Let’s take a look at another major country’s indicators: China. Well, this country’s happiness scores seems to have slightly increased over the last 5 years. The most positively correlated indicator is the net barter terms of trade index while the most negatively correlated indicator is the import unit value index. The net barter terms of trade index is simply the ratio of the export unit value index to the import unit value index ratio. The higher this ratio, the more valuable its exports are in relation to its imports. Because its import unit value index is also decreasing during this time, China’s increase in happiness relates directly to its increased value of its exports.

Finland

Finally, how about a country that’s been ranked the happiest the past 2 years? Finland’s happiness scores hasn’t fluctuated much over the past 5 years. The most positively correlated indicator is the amount of secure internet servers. This value was increased more than 1000% since 2014. Data storage on the cloud is becoming a priority for many companies, and Finland is a country where many choose to build their remote servers. For instance, Google and Minecraft have placed their remote servers here. Perhaps this brings in a large income to the Country, while also providing job opportunities to residents. We can also notice that a decrease in the youth population (aged 0 - 14) correlates to happiness.

As you can see, the indicators that correlate to happiness vary from country to country and it’s fun to come up with reasons/explanations as to why these indicators are correlated.

Feel free to click on a few countries and compare the correlated indicators!


Conclusion and Future Work

During the course of this analysis, we faced a few limitations. Initially we anticipated to analyze values of the development indicates for a longer time frame (i.e 2000-2019), but we soon came to realize that the World Bank indicators dataset contains many missing values, as they did not have the means to measure many indicators until the more recent years. Also, the World Happiness Report did not publish annually till 2015, thus restraining our analysis to be between 2015 and 2019. In addition, for the data between the years 2015 - 2019, many countries were excluded from the analysis due to missing values. Many of these countries were developing countries that might not have policies in place yet to measure development indicators.

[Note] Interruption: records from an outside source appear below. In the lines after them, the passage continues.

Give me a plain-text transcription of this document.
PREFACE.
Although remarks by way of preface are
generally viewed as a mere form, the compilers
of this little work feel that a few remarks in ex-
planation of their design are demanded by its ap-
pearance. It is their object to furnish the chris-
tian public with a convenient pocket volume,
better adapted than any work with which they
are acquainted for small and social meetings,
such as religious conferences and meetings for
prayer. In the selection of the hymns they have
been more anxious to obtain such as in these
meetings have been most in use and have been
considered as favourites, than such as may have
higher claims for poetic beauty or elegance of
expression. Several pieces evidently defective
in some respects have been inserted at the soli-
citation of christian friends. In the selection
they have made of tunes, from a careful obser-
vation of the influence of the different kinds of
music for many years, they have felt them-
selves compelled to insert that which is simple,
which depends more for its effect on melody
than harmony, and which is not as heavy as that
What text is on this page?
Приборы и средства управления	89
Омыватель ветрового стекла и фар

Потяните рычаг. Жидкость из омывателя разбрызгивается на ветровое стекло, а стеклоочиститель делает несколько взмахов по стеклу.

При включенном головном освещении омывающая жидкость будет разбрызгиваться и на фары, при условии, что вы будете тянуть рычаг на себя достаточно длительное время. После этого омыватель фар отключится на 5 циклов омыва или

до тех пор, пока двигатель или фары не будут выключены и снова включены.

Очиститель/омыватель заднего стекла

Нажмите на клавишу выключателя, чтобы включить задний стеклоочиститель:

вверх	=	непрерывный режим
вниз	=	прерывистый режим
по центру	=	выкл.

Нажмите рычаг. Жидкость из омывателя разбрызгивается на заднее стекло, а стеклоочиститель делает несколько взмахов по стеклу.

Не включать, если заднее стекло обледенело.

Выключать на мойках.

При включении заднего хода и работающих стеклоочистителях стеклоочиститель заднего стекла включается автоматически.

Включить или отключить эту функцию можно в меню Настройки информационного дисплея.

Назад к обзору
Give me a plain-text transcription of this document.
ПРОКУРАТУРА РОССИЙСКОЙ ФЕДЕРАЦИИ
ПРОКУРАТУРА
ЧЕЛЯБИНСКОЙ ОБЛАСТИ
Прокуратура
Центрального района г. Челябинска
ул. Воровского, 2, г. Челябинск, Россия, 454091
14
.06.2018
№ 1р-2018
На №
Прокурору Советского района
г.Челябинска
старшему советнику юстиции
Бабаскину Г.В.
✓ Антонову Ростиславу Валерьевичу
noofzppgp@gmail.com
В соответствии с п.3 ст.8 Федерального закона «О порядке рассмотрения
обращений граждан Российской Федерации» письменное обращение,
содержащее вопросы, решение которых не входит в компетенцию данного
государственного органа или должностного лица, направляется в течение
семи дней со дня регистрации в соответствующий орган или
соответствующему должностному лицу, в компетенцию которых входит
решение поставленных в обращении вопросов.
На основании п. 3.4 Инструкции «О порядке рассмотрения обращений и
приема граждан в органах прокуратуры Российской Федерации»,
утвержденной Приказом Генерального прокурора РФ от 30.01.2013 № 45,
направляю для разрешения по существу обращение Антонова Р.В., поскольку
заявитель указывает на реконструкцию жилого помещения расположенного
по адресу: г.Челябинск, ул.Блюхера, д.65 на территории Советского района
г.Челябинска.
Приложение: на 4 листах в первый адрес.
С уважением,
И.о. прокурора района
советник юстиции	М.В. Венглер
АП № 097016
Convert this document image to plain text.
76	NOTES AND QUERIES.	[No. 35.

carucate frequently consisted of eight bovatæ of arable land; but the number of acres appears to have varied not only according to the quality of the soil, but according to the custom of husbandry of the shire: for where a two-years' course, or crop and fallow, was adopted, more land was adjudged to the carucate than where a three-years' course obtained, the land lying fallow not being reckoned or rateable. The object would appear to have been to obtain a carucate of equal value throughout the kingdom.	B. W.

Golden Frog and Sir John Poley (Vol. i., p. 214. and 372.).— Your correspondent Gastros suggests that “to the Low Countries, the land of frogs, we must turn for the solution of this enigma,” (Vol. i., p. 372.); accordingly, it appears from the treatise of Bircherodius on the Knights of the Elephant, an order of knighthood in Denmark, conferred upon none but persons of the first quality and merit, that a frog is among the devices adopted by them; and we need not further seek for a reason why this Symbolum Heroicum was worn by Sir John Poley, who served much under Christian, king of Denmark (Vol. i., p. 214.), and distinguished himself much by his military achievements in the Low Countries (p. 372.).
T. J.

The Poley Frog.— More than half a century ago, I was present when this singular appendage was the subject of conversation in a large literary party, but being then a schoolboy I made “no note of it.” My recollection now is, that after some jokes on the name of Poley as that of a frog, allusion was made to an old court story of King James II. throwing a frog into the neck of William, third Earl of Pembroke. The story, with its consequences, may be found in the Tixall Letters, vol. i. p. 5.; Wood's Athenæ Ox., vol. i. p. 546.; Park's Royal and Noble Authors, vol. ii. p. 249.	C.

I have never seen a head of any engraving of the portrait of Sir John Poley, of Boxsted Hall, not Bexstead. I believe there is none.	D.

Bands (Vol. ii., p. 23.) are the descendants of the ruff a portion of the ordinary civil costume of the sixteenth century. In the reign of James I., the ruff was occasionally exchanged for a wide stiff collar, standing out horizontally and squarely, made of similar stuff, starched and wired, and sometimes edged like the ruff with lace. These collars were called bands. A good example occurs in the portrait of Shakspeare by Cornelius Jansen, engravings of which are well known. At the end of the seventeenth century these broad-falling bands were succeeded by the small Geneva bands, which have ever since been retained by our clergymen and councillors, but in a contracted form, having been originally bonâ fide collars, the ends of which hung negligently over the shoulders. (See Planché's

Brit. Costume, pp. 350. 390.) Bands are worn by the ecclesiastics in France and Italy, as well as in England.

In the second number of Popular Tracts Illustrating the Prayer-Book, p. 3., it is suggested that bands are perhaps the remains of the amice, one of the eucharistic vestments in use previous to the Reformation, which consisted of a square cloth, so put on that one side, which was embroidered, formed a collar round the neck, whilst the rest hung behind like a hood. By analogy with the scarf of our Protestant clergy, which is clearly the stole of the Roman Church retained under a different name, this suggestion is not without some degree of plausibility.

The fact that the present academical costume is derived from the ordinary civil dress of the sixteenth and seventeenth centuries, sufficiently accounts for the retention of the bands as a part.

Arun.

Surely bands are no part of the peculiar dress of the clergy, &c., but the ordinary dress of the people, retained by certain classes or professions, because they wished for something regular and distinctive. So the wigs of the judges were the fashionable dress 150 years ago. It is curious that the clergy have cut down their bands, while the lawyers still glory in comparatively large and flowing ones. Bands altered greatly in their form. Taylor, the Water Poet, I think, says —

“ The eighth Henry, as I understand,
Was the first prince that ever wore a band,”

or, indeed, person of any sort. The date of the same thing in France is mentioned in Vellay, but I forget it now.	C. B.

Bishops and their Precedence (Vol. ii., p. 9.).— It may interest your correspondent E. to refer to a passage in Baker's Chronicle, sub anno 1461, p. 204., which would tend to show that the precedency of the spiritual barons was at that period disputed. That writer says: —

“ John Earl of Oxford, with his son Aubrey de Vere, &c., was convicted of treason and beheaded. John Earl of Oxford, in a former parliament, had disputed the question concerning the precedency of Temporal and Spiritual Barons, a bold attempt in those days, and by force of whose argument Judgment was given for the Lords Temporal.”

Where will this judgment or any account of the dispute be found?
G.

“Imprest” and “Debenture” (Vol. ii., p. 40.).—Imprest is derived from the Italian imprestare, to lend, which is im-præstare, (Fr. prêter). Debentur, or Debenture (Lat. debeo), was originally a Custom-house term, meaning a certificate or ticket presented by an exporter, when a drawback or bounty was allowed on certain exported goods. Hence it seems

We also want to convey the importance that correlation does not imply causation. Even though an indicator may be correlated with happiness, it does not mean it causes it directly. There are could a bevy of other factors that could cause happiness, and the World Happiness Report aims to examine those factors.

In the future, we think it would be interesting to not only view the highly correlated development indicators for each country, but also for each region i.e North America, EU, Middle East, East Asia, etc.

From this project, we learned how to deal with large datasets and extract fields of interest to our analysis. We also learned how to merge datasets based on a key column (Country Name) and the problems that arise when different sources have different naming conventions. And finally, we gained experience with using a TopoJSON file that contains country coordinates, boundaries, and identifier values to plot an interactive world map using D3.